Facebook apparently had yet to receive process by the time the news broke and learned of it the same way everyone else did. They called the suit “puzzling.” Which, of course is about what you would expect from a company that was founded on a little bit of treachery like Facebook was.
Actually, the two media companies had been discussing resolving their differences via a licensing agreement not so long before this. Talks recently broke down between the two, and as is more or less standard practice, a lawsuit followed. Not very puzzling at all.
Even less puzzling is the fact that this kind of thing happens all the time in other industries. A great example is the pharmaceutical industry where there are a few small companies and several mega corporations that are all striving to invent the cure for the common cold and then patent it before anyone else can. When the patent is secured it means that companies can no longer produce that product without the permission of the patent holder, and of course without paying a hefty sum. When these companies try to create substantially similar products without licensing the original, they usually get sued (see Viagra, Cialis, etc.).
These lawsuits typically suck most of the industry in, and they are a fact of life for companies that create novel, but easily reproduced products.
While Yahoo! has been floundering a bit as a company with more or less flat revenue, they have been very productive during their existence procuring over 3,300 patents for various internet processes. They, much like Al Gore, have truly helped build the internet. Because of that production, much of it concerning methods for generating internet ad revenue, a great number of companies have had to license Yahoo!’s patents, including Google.
In fact, back in 2004, Yahoo! pulled almost this exact same move against Google when it was preparing to go public, ultimately resulting in $201 million in cash coming back to Yahoo!.

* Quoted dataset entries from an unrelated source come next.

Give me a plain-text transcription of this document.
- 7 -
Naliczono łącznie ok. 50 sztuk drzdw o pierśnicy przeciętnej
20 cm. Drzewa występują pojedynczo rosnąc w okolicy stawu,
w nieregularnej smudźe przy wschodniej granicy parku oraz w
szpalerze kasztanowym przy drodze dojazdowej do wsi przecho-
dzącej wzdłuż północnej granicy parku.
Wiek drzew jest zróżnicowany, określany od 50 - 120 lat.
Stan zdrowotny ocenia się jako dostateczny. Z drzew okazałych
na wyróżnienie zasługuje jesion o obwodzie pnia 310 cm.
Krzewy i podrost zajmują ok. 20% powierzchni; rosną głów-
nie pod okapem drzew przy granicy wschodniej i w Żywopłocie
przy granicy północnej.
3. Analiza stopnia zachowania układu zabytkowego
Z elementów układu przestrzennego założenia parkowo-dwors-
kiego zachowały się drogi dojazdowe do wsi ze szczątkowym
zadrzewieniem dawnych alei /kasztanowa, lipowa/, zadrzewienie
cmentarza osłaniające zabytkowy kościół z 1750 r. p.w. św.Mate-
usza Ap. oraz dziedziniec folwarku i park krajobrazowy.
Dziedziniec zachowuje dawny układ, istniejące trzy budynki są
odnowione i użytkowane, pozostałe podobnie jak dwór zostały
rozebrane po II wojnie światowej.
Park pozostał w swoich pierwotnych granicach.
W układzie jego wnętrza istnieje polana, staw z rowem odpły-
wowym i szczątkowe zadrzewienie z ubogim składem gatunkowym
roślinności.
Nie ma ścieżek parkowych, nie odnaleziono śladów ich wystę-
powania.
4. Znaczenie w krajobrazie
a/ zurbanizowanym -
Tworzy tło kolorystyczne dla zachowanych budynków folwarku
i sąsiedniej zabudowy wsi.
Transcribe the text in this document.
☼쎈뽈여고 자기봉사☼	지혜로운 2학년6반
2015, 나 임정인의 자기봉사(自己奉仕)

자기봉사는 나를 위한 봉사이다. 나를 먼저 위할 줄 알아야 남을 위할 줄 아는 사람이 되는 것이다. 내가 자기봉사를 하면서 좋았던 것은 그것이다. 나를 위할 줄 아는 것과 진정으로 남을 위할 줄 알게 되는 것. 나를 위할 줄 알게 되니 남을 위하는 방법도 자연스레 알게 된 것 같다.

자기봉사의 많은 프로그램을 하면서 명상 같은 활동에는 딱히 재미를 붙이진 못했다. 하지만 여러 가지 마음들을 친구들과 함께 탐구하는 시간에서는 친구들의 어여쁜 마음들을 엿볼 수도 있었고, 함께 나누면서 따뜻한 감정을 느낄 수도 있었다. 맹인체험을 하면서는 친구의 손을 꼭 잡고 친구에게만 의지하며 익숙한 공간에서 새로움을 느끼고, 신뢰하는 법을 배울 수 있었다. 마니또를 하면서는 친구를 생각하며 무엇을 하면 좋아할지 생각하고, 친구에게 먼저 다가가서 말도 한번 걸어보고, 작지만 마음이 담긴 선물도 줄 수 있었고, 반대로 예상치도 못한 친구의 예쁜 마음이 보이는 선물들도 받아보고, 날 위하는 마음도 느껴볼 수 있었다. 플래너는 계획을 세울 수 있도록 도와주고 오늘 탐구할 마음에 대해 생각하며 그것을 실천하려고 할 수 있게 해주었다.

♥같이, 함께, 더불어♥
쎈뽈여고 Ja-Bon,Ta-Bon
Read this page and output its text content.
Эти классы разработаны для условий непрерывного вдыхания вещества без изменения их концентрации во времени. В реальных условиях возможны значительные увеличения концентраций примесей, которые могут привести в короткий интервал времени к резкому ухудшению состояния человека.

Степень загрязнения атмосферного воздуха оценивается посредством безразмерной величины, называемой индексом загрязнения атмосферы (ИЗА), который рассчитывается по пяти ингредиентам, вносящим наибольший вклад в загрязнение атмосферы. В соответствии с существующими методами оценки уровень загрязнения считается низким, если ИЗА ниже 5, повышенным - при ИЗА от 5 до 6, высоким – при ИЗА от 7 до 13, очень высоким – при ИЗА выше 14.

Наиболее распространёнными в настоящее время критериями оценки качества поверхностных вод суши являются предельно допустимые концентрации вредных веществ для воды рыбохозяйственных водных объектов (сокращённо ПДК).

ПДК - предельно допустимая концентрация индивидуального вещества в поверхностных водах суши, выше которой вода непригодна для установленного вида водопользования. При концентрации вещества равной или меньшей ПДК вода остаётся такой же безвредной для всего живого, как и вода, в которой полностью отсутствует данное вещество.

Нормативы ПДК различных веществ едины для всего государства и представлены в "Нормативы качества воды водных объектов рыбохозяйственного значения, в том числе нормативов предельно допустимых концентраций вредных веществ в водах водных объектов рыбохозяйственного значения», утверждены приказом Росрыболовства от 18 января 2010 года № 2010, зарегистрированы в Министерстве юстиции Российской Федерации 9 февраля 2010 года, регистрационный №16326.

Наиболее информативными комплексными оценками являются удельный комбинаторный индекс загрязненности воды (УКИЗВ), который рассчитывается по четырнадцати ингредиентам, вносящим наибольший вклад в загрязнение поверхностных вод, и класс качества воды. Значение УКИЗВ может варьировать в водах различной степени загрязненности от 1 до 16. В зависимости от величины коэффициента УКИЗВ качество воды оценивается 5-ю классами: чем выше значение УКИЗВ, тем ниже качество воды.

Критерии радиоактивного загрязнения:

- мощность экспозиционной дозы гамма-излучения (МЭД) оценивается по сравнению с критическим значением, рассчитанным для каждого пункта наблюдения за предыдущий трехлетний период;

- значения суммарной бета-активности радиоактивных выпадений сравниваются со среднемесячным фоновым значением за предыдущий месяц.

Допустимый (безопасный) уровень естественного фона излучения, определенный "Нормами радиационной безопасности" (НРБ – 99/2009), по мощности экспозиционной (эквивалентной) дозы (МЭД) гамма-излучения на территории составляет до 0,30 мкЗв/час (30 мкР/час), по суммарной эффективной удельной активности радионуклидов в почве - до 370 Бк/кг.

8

Of course, this is a proverbial monkey wrench in Facebook’s IPO plans. As such it represents a significant point of leverage that Yahoo! has in wrenching a settlement out of Facebook which is why this is perhaps a sort of all-consuming knockdown drag out type of thing.
Given that 1,000 or so millionaires, including your average Facebook employee, there will be significant internal pressure to avoid a protracted legal battle between the two media companies.
This is most interesting because there has yet to be any really game changing litigation this industry and when it happens, it could really change the way things look and feel across the internet. Facebook, Yahoo!, Google, Zynga, and many others could end up parties to this suit, as this not only concerns what are probably widely used patents, but also perhaps sly attempts to get in on Facebook’s IPO money.
That is certainly a reason for Yahoo!’s timing here as they know that Facebook will be able to foot the bill for a settlement, and Yahoo! very well could grab some equity in Facebook like they did in Google.
The move can also be considered an aggressive first real move from their new CEO who took over in January. Given the pressure he is under to make Yahoo! a player again, we may actually see a solid throw down.
We’ll keep our eyes peeled for the result of this suit. We have certainly harped on things like SOPA and Protect IP enough, but corporate litigation is also a way to see unwanted changes to the internet.
At the end of this suit, we could see something like: “The Internet, Brought To You By Yahoo!” ads everywhere.